Sierra Oncology intends to use the net proceeds from the public offering to fund MOMENTUM, its planned Phase 3 clinical trial of momelotinib, as well as for general corporate purposes.
Each share of Series A preferred stock will be initially convertible into that number of shares of common stock equal to the purchase price of the Series A preferred stock divided by the conversion price of the Series A preferred stock, which is initially equal to $0.33. Each share of Series A preferred stock will automatically convert to shares of common stock upon the fifth day of trading following the announcement of stockholder approval of the first reverse stock split following the offering, subject to certain beneficial ownership limitations. Each share of Series A preferred will be entitled to vote together with the common stock on an as-converted basis, subject to certain limitations, without regard to the beneficial ownership limitation, until such time that the shares of Series A preferred stock automatically convert to common stock. Following the automatic conversion described above, the Series A preferred stock will be non-voting.

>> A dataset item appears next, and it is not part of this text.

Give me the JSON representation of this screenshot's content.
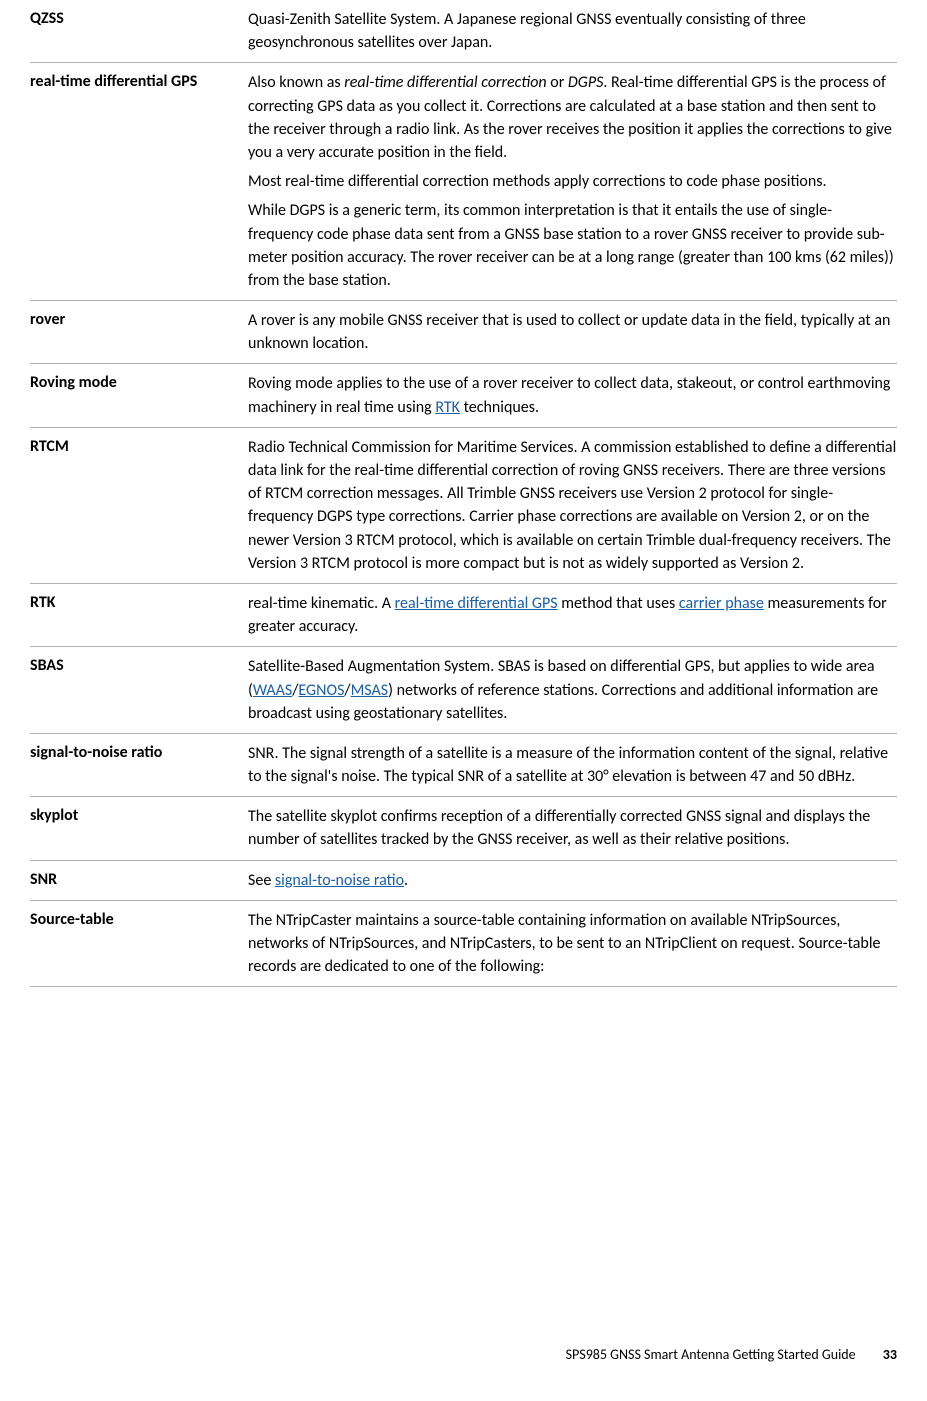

Each Series A and Series B warrant will have an exercise price equal to $0.33 per underlying share of common stock, and will become exercisable following stockholder approval of an increase in authorized common stock sufficient to allow for the exercise of the warrants, subject to certain beneficial ownership limitations. The Series A warrants will expire five years from the date they first become exercisable and the Series B warrants will expire on the 75th day anniversary following the announcement of top-line date from Sierra Oncology’s planned Phase 3 clinical trial of momelotinib.
Shortly following the closing of the offering, Sierra Oncology expects to appoint four new directors who are affiliated with Vivo Capital, Longitude Capital, OrbiMed and Abingworth, each of which is an investor in this offering. Following such appointments, Sierra expects its board of directors will continue to consist of eight directors.
Jefferies is acting as the sole book-running manager for the offering. Oppenheimer & Co. is acting as lead manager for the offering.
The securities described above are being offered by Sierra Oncology pursuant to a registration statement on Form S-3 (File No. 333-225650) that was declared effective by the Securities and Exchange Commission ("SEC") on June 21, 2018. A prospectus supplement and an accompanying prospectus relating to the offering will be filed with the SEC and will be available on the SEC’s web site at www.sec.gov. Copies of the prospectus supplement and the accompanying prospectus relating to this offering may be obtained, when available, by contacting Jefferies LLC, Attention: Equity Syndicate Prospectus Department, 520 Madison Avenue, 2nd Floor, New York, NY 10022, or by telephone at (877) 821-7388, or by email at [email protected].
This press release shall not constitute an offer to sell, or a solicitation of an offer to buy, nor shall there be any sale of these securities in any state or jurisdiction in which such an offer, solicitation or sale would be unlawful prior to registration or qualification under the securities laws of any such state or jurisdiction.